80 mpw is only a couple of 5s 3 times per week, a couple of single 10s, a midweek 13 miler and a 17 mile Sunday run.
11/03/2005 at 19:54
BR - I think this is the main source of our disagreement. We just don't agree about how extraordinary you are (I think you are - you don't!). :)
11/03/2005 at 20:00
Hmmm... so it comes back to the original point. There must be thousands of club runners better than me - all you have to do is turn up at a road relay to realise that. So if we accept Bazza's point that there's not many churning out 80mpw then they must be getting their results on lower mileage.


By putting in the miles I do (which I still think is just average) it has got me to places that I though I would never have been 5 years ago.

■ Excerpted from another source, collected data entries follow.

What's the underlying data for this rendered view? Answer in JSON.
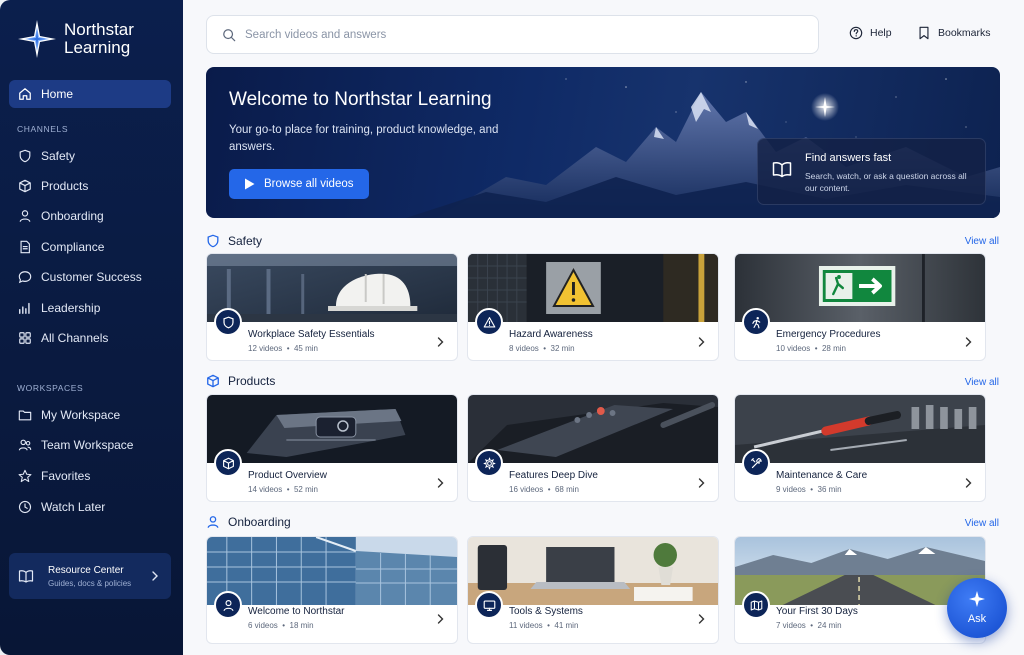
{
  "brand": {
    "line1": "Northstar",
    "line2": "Learning"
  },
  "nav": {
    "home": "Home",
    "channels_label": "CHANNELS",
    "channels": [
      "Safety",
      "Products",
      "Onboarding",
      "Compliance",
      "Customer Success",
      "Leadership",
      "All Channels"
    ],
    "workspaces_label": "WORKSPACES",
    "workspaces": [
      "My Workspace",
      "Team Workspace",
      "Favorites",
      "Watch Later"
    ]
  },
  "resource": {
    "title": "Resource Center",
    "subtitle": "Guides, docs & policies"
  },
  "search": {
    "placeholder": "Search videos and answers"
  },
  "toplinks": {
    "help": "Help",
    "bookmarks": "Bookmarks"
  },
  "hero": {
    "title": "Welcome to Northstar Learning",
    "subtitle": "Your go-to place for training, product knowledge, and answers.",
    "button": "Browse all videos",
    "find_title": "Find answers fast",
    "find_sub": "Search, watch, or ask a question across all our content."
  },
  "sections": [
    {
      "title": "Safety",
      "view_all": "View all",
      "cards": [
        {
          "title": "Workplace Safety Essentials",
          "videos": "12 videos",
          "duration": "45 min",
          "icon": "shield-icon"
        },
        {
          "title": "Hazard Awareness",
          "videos": "8 videos",
          "duration": "32 min",
          "icon": "warning-icon"
        },
        {
          "title": "Emergency Procedures",
          "videos": "10 videos",
          "duration": "28 min",
          "icon": "running-person-icon"
        }
      ]
    },
    {
      "title": "Products",
      "view_all": "View all",
      "cards": [
        {
          "title": "Product Overview",
          "videos": "14 videos",
          "duration": "52 min",
          "icon": "cube-icon"
        },
        {
          "title": "Features Deep Dive",
          "videos": "16 videos",
          "duration": "68 min",
          "icon": "gear-icon"
        },
        {
          "title": "Maintenance & Care",
          "videos": "9 videos",
          "duration": "36 min",
          "icon": "tools-icon"
        }
      ]
    },
    {
      "title": "Onboarding",
      "view_all": "View all",
      "cards": [
        {
          "title": "Welcome to Northstar",
          "videos": "6 videos",
          "duration": "18 min",
          "icon": "user-icon"
        },
        {
          "title": "Tools & Systems",
          "videos": "11 videos",
          "duration": "41 min",
          "icon": "monitor-icon"
        },
        {
          "title": "Your First 30 Days",
          "videos": "7 videos",
          "duration": "24 min",
          "icon": "map-icon"
        }
      ]
    }
  ],
  "ask": {
    "label": "Ask"
  },
  "colors": {
    "sidebar": "#0b1f4d",
    "accent": "#2467e8",
    "active_nav": "#1d3b85"
  },
  "meta_separator": "•"
}
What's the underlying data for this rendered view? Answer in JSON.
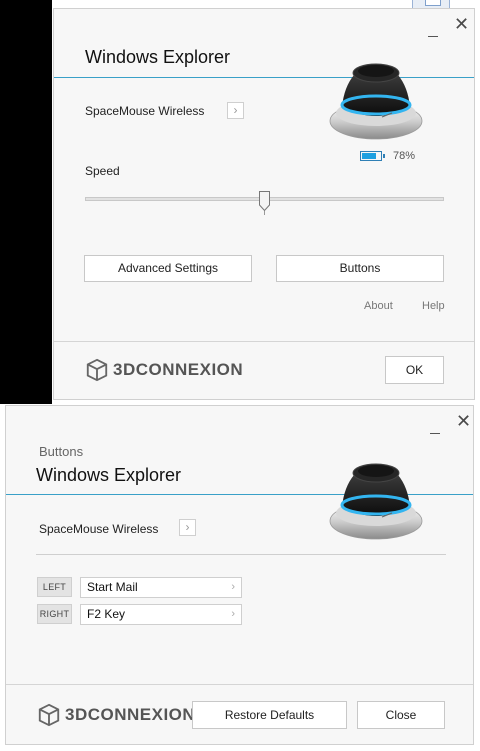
{
  "window1": {
    "title": "Windows Explorer",
    "device_label": "SpaceMouse Wireless",
    "chevron": "›",
    "battery_percent": "78%",
    "battery_level": 0.78,
    "speed_label": "Speed",
    "speed_level": 0.5,
    "advanced_settings_label": "Advanced Settings",
    "buttons_label": "Buttons",
    "about_label": "About",
    "help_label": "Help",
    "ok_label": "OK",
    "brand": "3DCONNEXION"
  },
  "window2": {
    "caption": "Buttons",
    "title": "Windows Explorer",
    "device_label": "SpaceMouse Wireless",
    "chevron": "›",
    "assignments": [
      {
        "side": "LEFT",
        "action": "Start Mail"
      },
      {
        "side": "RIGHT",
        "action": "F2 Key"
      }
    ],
    "restore_defaults_label": "Restore Defaults",
    "close_label": "Close",
    "brand": "3DCONNEXION"
  },
  "window_controls": {
    "minimize": "–",
    "close": "✕"
  },
  "colors": {
    "accent": "#3aa0c8",
    "battery": "#1ea0e0",
    "puck_ring": "#33b5f0"
  },
  "icons": [
    "minimize-icon",
    "close-icon",
    "chevron-right-icon",
    "battery-icon",
    "spacemouse-device-icon",
    "3dconnexion-logo-icon"
  ]
}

When I look back on my time spent running it will be with satisfaction thinking I gave it my best shot and got some great experiences that I wouldn't have had if I'd been a 30mpw recreational runner.

I won't look back and wish I'd spent more time cleaning the car or mowing the lawn.
11/03/2005 at 20:08
I'd actually be surprised if it was thousands; I suspect your 10km time would put you somewhere inside 1000 (but that really is a guess).

"I won't look back and wish I'd spent more time cleaning the car or mowing the lawn."

Yes, I'm sure that's true in your case; you've said nothing to suggest otherwise.

Unfortunately, not all runners have the same attitude...

Have you really not met the type; never happy with their times, always beating themselves up about it, etc? Maybe its a southern thing! :)
11/03/2005 at 20:10
Depends what you mean by `happy' with the times.

Coincidentally just been reading this thread...

11/03/2005 at 20:18
People don't seem to be that happy...

Ah well; whether it is the kind of thing I'm talking about depends on how it impacts on their self-esteem, the way they view their running, that kind of thing. The desire to get better, in and of itself, isn't really the issue.

But one running forum is enough for me - so I'm not reading any more of it!
11/03/2005 at 20:32
It depends HOW you are running the 80mpw.

Most top marathoners run high mileage, most good club runners run high mileage.

It is scary to hear this coming from me! I am not a Lydiard fan - I think for MD (800, 1500) low is the way to go - james mcilroy apparently doesn't run above 30 mins and I know a lot of the women train like sprinters.

guzzle -most people don't get their optimum in terms of running, because it would mean putting everything into running and sacrificing other things, to reach your best possible performance. But for me, that's not really what it's about.